The government has claimed success in securing guilty pleas and long prison sentences for seven Muslims from Portland, Ore., accused of trying to join the Taliban after the Sept. 11 attacks; from six U.S. citizens of Yemeni descent from New York accused of traveling to Afghanistan to train with Al-Qaida. Justice officials also say their aggressive tactics have churned new information.
Other cases have churned embarrassment.
A judge threw out convictions in a highly touted case against suspected members of a Detroit sleeper cell, citing prosecutor misconduct. A jury acquitted an Iowa student on charges he created Web sites to recruit terrorists.
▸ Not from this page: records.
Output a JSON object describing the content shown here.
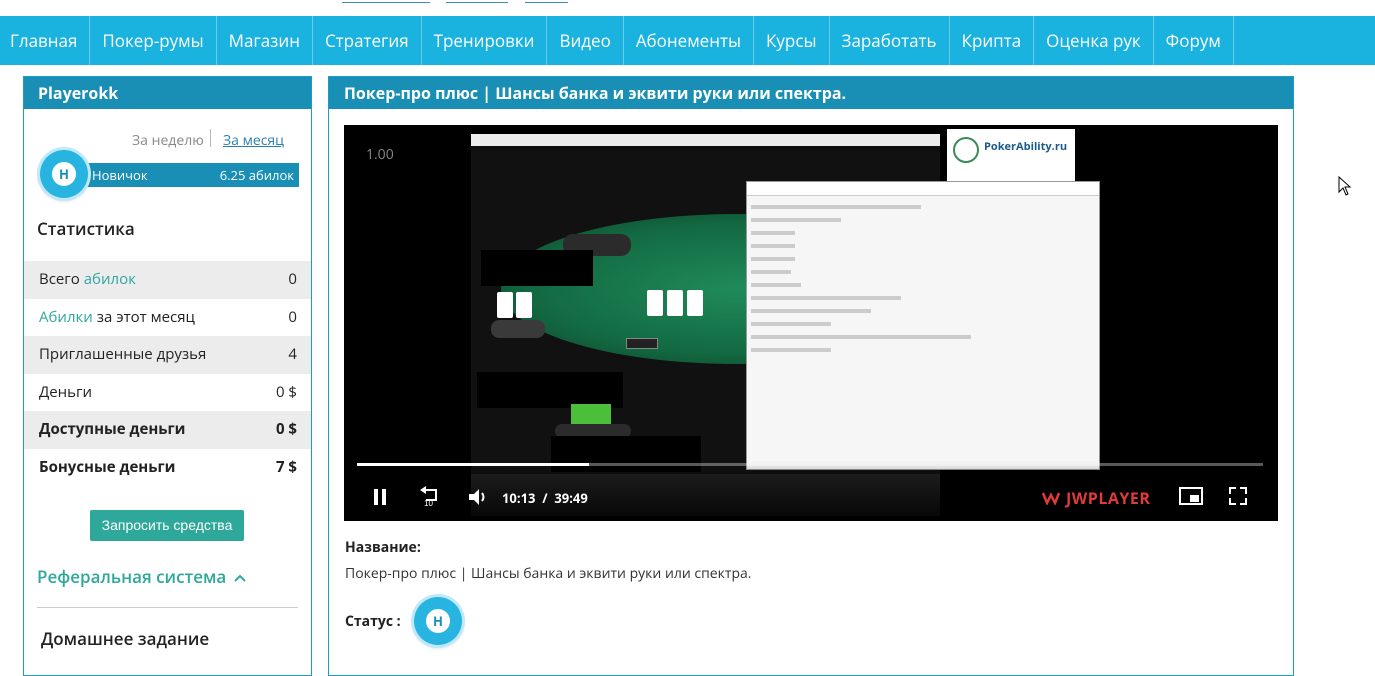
{
  "nav": {
    "items": [
      "Главная",
      "Покер-румы",
      "Магазин",
      "Стратегия",
      "Тренировки",
      "Видео",
      "Абонементы",
      "Курсы",
      "Заработать",
      "Крипта",
      "Оценка рук",
      "Форум"
    ]
  },
  "sidebar": {
    "title": "Playerokk",
    "period_week": "За неделю",
    "period_month": "За месяц",
    "rank_name": "Новичок",
    "rank_points": "6.25 абилок",
    "badge_letter": "Н",
    "stats_title": "Статистика",
    "stats": [
      {
        "pre": "Всего ",
        "link": "абилок",
        "post": "",
        "value": "0",
        "bold": false
      },
      {
        "pre": "",
        "link": "Абилки",
        "post": " за этот месяц",
        "value": "0",
        "bold": false
      },
      {
        "pre": "Приглашенные друзья",
        "link": "",
        "post": "",
        "value": "4",
        "bold": false
      },
      {
        "pre": "Деньги",
        "link": "",
        "post": "",
        "value": "0 $",
        "bold": false
      },
      {
        "pre": "Доступные деньги",
        "link": "",
        "post": "",
        "value": "0 $",
        "bold": true
      },
      {
        "pre": "Бонусные деньги",
        "link": "",
        "post": "",
        "value": "7 $",
        "bold": true
      }
    ],
    "request_button": "Запросить средства",
    "referral": "Реферальная система",
    "homework": "Домашнее задание"
  },
  "main": {
    "title": "Покер-про плюс | Шансы банка и эквити руки или спектра.",
    "player": {
      "speed": "1.00",
      "current_time": "10:13",
      "duration": "39:49",
      "progress": 0.256,
      "brand": "JWPLAYER",
      "logo_text": "PokerAbility.ru"
    },
    "name_label": "Название:",
    "name_value": "Покер-про плюс | Шансы банка и эквити руки или спектра.",
    "status_label": "Статус :",
    "status_badge": "Н"
  }
}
Authorities admitted the bad arrest of an Oregon man, wrongly saying his fingerprints were found in a van tied to the deadly Madrid train bombings.
"Unfortunately a lot of the federal government's actions have been to cast guilt in the court of public opinion before the court of law," said Arsalan Iftikhar, national legal director of the Council on American-Islamic Relations.
"Most cases since Sept. 11 have led to minor immigration [violations] or a minimal criminal conviction," Iftikhar said. "Most of the time the charges never come up in regards to terrorism."
Cases related to terrorism fall under several statutes, and no reliable figures exist on the number or outcome of all terrorism-related cases brought since the Sept. 11 attacks. The frequent use of immigration enforcement, rather than criminal charges, adds to the uncertainty.
Hamid Hayat, 22, and his father, Umer Hayat, 47, face charges of lying to federal agents about Hamid's alleged participation in a terrorist camp in Pakistan. Three other men tied to the investigation face immigration violations.